La dissipation du brouillard et le retour à la réalité, à comptabiliser les dégâts, ont été en revanche une période très sombre et douloureuse, avec ce constat : le confinement, je le vivais dans mon propre corps.


Durant tous ces mois, mon phare m’a empêché de m’échouer et m’écraser contre les rochers acérés des pathologies. Il a tenté de me guider à travers les écueils, perdu et aveuglé lui aussi par la tempête.

Mais quand mes dernières forces m’ont quittées et que je commençais à couler, j’ai aperçu le radeau des #Apresj20 avec toutes ces bouées attachées autour. Je me suis raccrochée à l’une d’elles pour me hisser parmi les autres naufragés et sécher mon âme grâce à cette chaleur humaine et cette entraide sans faille. Nous vivions (survivions) tous la même traversée.


1 an plus tard, je fais le bilan : 51 symptômes, 5 pathologies, 1 opération et une possible maladie auto-immune.

Un tsunami que j’ai littéralement senti déferler des poumons aux orteils puis remonter jusqu’aux cheveux en dévastant à peu près tout sur son passage.

Pourtant aujourd’hui je vais de mieux en mieux.

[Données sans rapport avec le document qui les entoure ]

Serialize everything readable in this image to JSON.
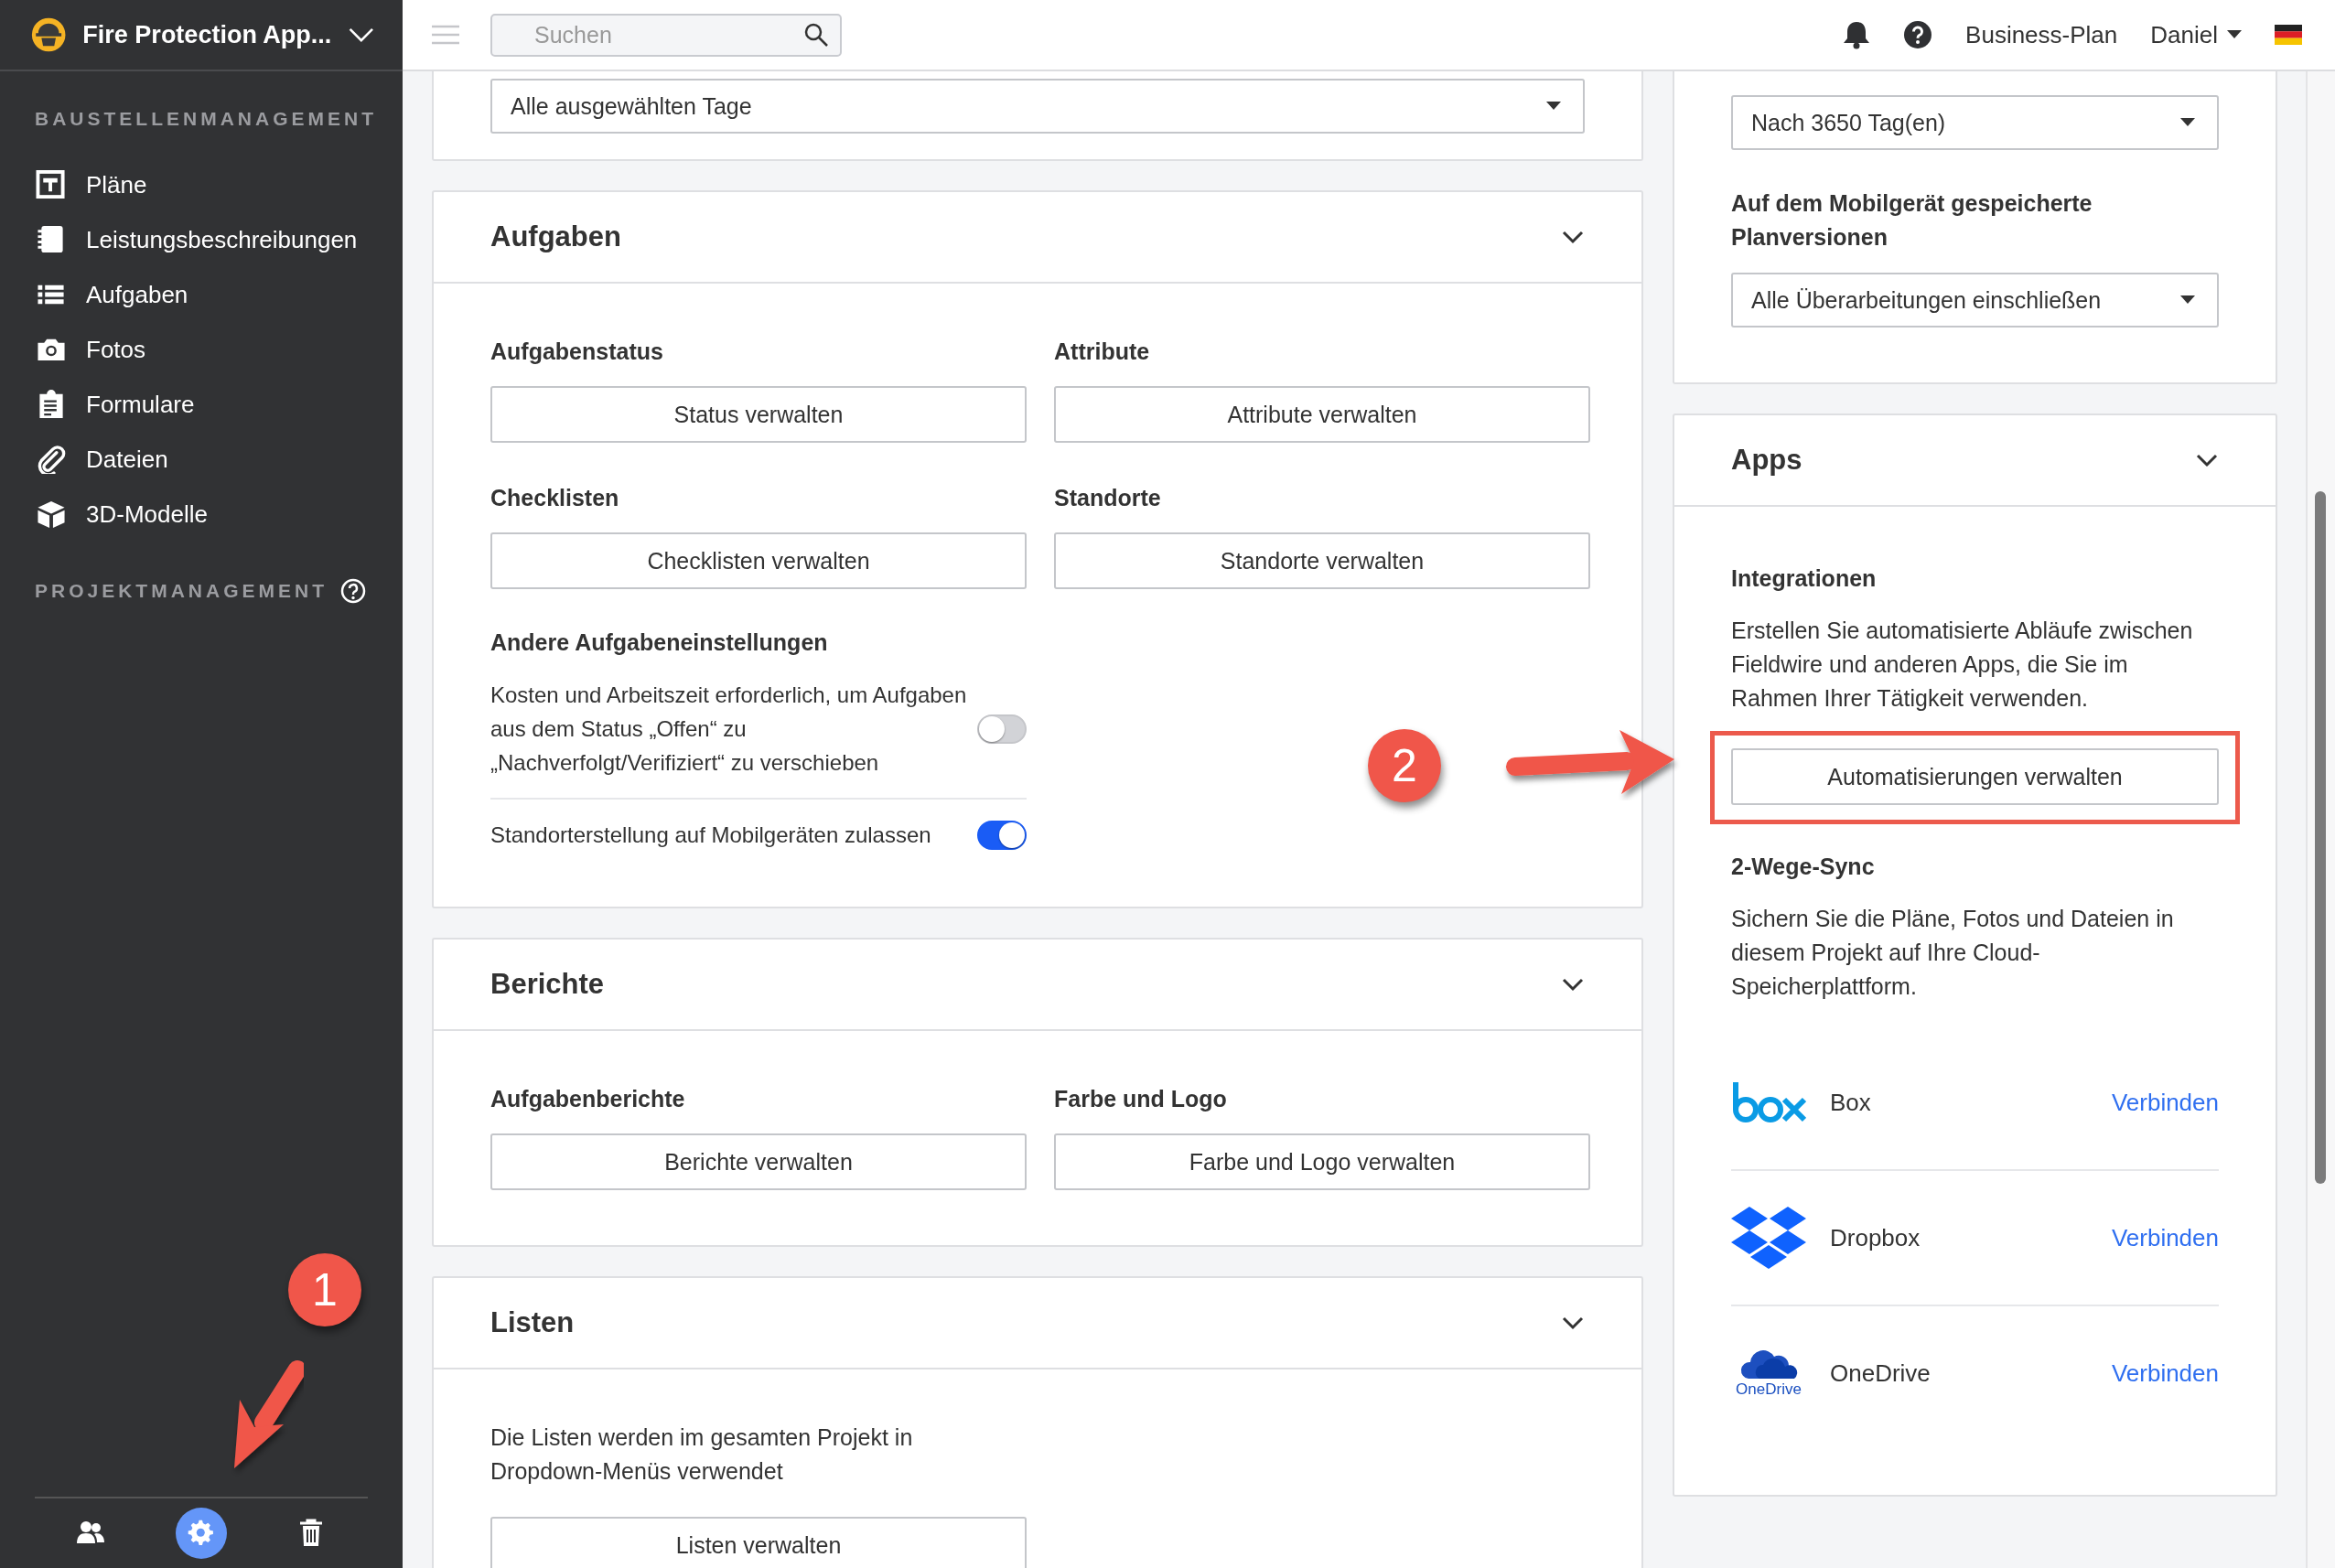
{
  "sidebar": {
    "project_title": "Fire Protection App...",
    "sections": [
      {
        "heading": "BAUSTELLENMANAGEMENT",
        "items": [
          {
            "label": "Pläne",
            "kind": "plans"
          },
          {
            "label": "Leistungsbeschreibungen",
            "kind": "specs"
          },
          {
            "label": "Aufgaben",
            "kind": "tasks"
          },
          {
            "label": "Fotos",
            "kind": "photos"
          },
          {
            "label": "Formulare",
            "kind": "forms"
          },
          {
            "label": "Dateien",
            "kind": "files"
          },
          {
            "label": "3D-Modelle",
            "kind": "models"
          }
        ]
      },
      {
        "heading": "PROJEKTMANAGEMENT",
        "help": true
      }
    ],
    "footer": [
      {
        "kind": "people",
        "selected": false
      },
      {
        "kind": "settings",
        "selected": true
      },
      {
        "kind": "trash",
        "selected": false
      }
    ]
  },
  "topbar": {
    "search": {
      "placeholder": "Suchen"
    },
    "plan": "Business-Plan",
    "user": "Daniel"
  },
  "columns": [
    {
      "cards": [
        {
          "blocks": [
            {
              "kind": "select",
              "value": "Alle ausgewählten Tage"
            }
          ]
        },
        {
          "title": "Aufgaben",
          "expanded": true,
          "blocks": [
            {
              "kind": "grid",
              "items": [
                {
                  "label": "Aufgabenstatus",
                  "button": "Status verwalten"
                },
                {
                  "label": "Attribute",
                  "button": "Attribute verwalten"
                },
                {
                  "label": "Checklisten",
                  "button": "Checklisten verwalten"
                },
                {
                  "label": "Standorte",
                  "button": "Standorte verwalten"
                }
              ]
            },
            {
              "kind": "heading",
              "text": "Andere Aufgabeneinstellungen"
            },
            {
              "kind": "toggle",
              "text": "Kosten und Arbeitszeit erforderlich, um Aufgaben aus dem Status „Offen“ zu „Nachverfolgt/Verifiziert“ zu verschieben",
              "on": false
            },
            {
              "kind": "toggle",
              "text": "Standorterstellung auf Mobilgeräten zulassen",
              "on": true
            }
          ]
        },
        {
          "title": "Berichte",
          "expanded": true,
          "blocks": [
            {
              "kind": "grid",
              "items": [
                {
                  "label": "Aufgabenberichte",
                  "button": "Berichte verwalten"
                },
                {
                  "label": "Farbe und Logo",
                  "button": "Farbe und Logo verwalten"
                }
              ]
            }
          ]
        },
        {
          "title": "Listen",
          "expanded": true,
          "blocks": [
            {
              "kind": "text",
              "text": "Die Listen werden im gesamten Projekt in Dropdown-Menüs verwendet"
            },
            {
              "kind": "button",
              "label": "Listen verwalten"
            }
          ]
        }
      ]
    },
    {
      "cards": [
        {
          "blocks": [
            {
              "kind": "select",
              "value": "Nach 3650 Tag(en)"
            },
            {
              "kind": "heading",
              "text": "Auf dem Mobilgerät gespeicherte Planversionen"
            },
            {
              "kind": "select",
              "value": "Alle Überarbeitungen einschließen"
            }
          ]
        },
        {
          "title": "Apps",
          "expanded": true,
          "blocks": [
            {
              "kind": "heading",
              "text": "Integrationen"
            },
            {
              "kind": "text",
              "text": "Erstellen Sie automatisierte Abläufe zwischen Fieldwire und anderen Apps, die Sie im Rahmen Ihrer Tätigkeit verwenden."
            },
            {
              "kind": "button",
              "label": "Automatisierungen verwalten",
              "highlighted": true
            },
            {
              "kind": "heading",
              "text": "2-Wege-Sync"
            },
            {
              "kind": "text",
              "text": "Sichern Sie die Pläne, Fotos und Dateien in diesem Projekt auf Ihre Cloud-Speicherplattform."
            },
            {
              "kind": "integrations",
              "items": [
                {
                  "name": "Box",
                  "kind": "box",
                  "action": "Verbinden"
                },
                {
                  "name": "Dropbox",
                  "kind": "dropbox",
                  "action": "Verbinden"
                },
                {
                  "name": "OneDrive",
                  "kind": "onedrive",
                  "logo_text": "OneDrive",
                  "action": "Verbinden"
                }
              ]
            }
          ]
        }
      ]
    }
  ],
  "annotations": [
    {
      "label": "1"
    },
    {
      "label": "2"
    }
  ]
}
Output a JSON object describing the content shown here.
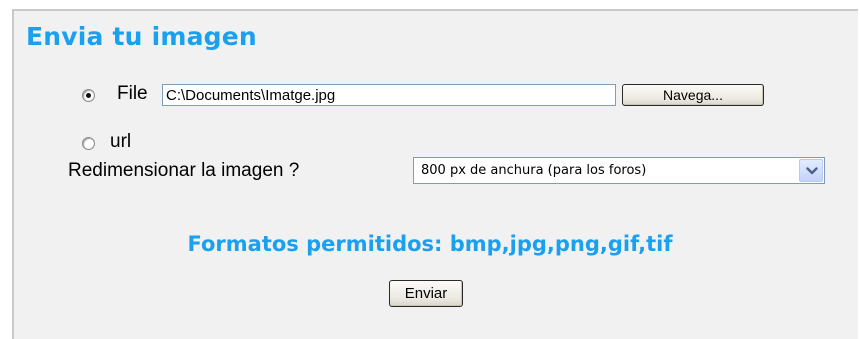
{
  "form": {
    "title": "Envia tu imagen",
    "file_option_label": "File",
    "file_path_value": "C:\\Documents\\Imatge.jpg",
    "browse_button_label": "Navega...",
    "url_option_label": "url",
    "selected_source": "File",
    "resize_label": "Redimensionar la imagen ?",
    "resize_selected_value": "800 px de anchura (para los foros)",
    "formats_text": "Formatos permitidos: bmp,jpg,png,gif,tif",
    "submit_button_label": "Enviar"
  },
  "icons": {
    "dropdown": "chevron-down-icon"
  },
  "colors": {
    "accent": "#1aa0ef",
    "panel_background": "#f1f1f1",
    "select_arrow": "#4d6185"
  }
}
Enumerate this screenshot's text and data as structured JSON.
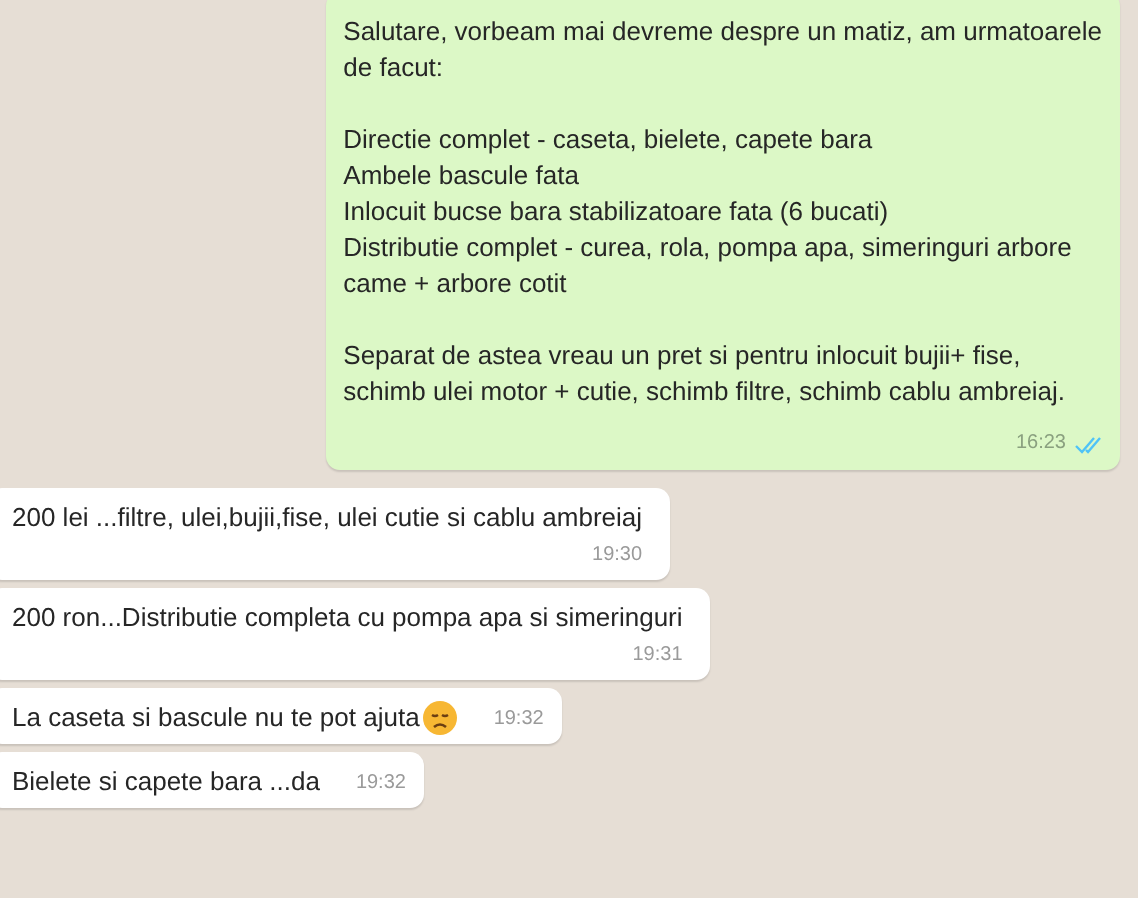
{
  "messages": [
    {
      "kind": "outgoing",
      "paragraphs": [
        "Salutare, vorbeam mai devreme despre un matiz, am urmatoarele\nde facut:",
        "Directie complet - caseta, bielete, capete bara\nAmbele bascule fata\nInlocuit bucse bara stabilizatoare fata (6 bucati)\nDistributie complet - curea, rola, pompa apa, simeringuri arbore\ncame + arbore cotit",
        "Separat de astea vreau un pret si pentru inlocuit bujii+ fise,\nschimb ulei motor + cutie, schimb filtre, schimb cablu ambreiaj."
      ],
      "time": "16:23",
      "read": true
    },
    {
      "kind": "incoming",
      "paragraphs": [
        "200 lei ...filtre, ulei,bujii,fise, ulei cutie si cablu ambreiaj"
      ],
      "time": "19:30",
      "emoji": false
    },
    {
      "kind": "incoming",
      "paragraphs": [
        "200 ron...Distributie completa cu pompa apa si simeringuri"
      ],
      "time": "19:31",
      "emoji": false
    },
    {
      "kind": "incoming",
      "paragraphs": [
        "La caseta si bascule nu te pot ajuta"
      ],
      "time": "19:32",
      "emoji": true
    },
    {
      "kind": "incoming",
      "paragraphs": [
        "Bielete si capete bara ...da"
      ],
      "time": "19:32",
      "emoji": false
    }
  ]
}
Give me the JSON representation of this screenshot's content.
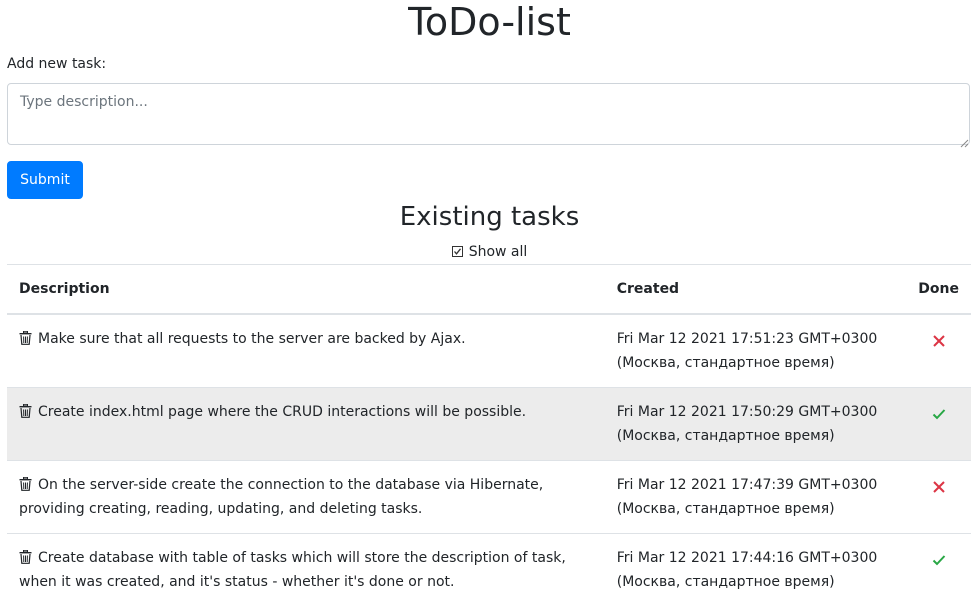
{
  "header": {
    "title": "ToDo-list"
  },
  "form": {
    "label": "Add new task:",
    "placeholder": "Type description...",
    "value": "",
    "submit_label": "Submit"
  },
  "tasks_section": {
    "title": "Existing tasks",
    "show_all_label": "Show all",
    "show_all_checked": true
  },
  "table": {
    "headers": {
      "description": "Description",
      "created": "Created",
      "done": "Done"
    },
    "rows": [
      {
        "description": "Make sure that all requests to the server are backed by Ajax.",
        "created": "Fri Mar 12 2021 17:51:23 GMT+0300 (Москва, стандартное время)",
        "done": false,
        "done_icon": "x-icon"
      },
      {
        "description": "Create index.html page where the CRUD interactions will be possible.",
        "created": "Fri Mar 12 2021 17:50:29 GMT+0300 (Москва, стандартное время)",
        "done": true,
        "done_icon": "check-icon"
      },
      {
        "description": "On the server-side create the connection to the database via Hibernate, providing creating, reading, updating, and deleting tasks.",
        "created": "Fri Mar 12 2021 17:47:39 GMT+0300 (Москва, стандартное время)",
        "done": false,
        "done_icon": "x-icon"
      },
      {
        "description": "Create database with table of tasks which will store the description of task, when it was created, and it's status - whether it's done or not.",
        "created": "Fri Mar 12 2021 17:44:16 GMT+0300 (Москва, стандартное время)",
        "done": true,
        "done_icon": "check-icon"
      }
    ]
  },
  "colors": {
    "primary": "#007bff",
    "done_true": "#28a745",
    "done_false": "#dc3545",
    "stripe": "#ececec"
  }
}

La reconstruction prendra du temps, mais tant bien que mal, mon phare et mon radeau (devenu paquebot) me ramènent chaque jour vers la terre ferme, au gré de certaines vagues (rechutes/pathologies) qui menacent encore de me submerger.

L’arrivée à bon port reste toujours incertaine mais la mer de symptômes s’est enfin apaisée et très franchement, j’ai bon espoir d’y parvenir.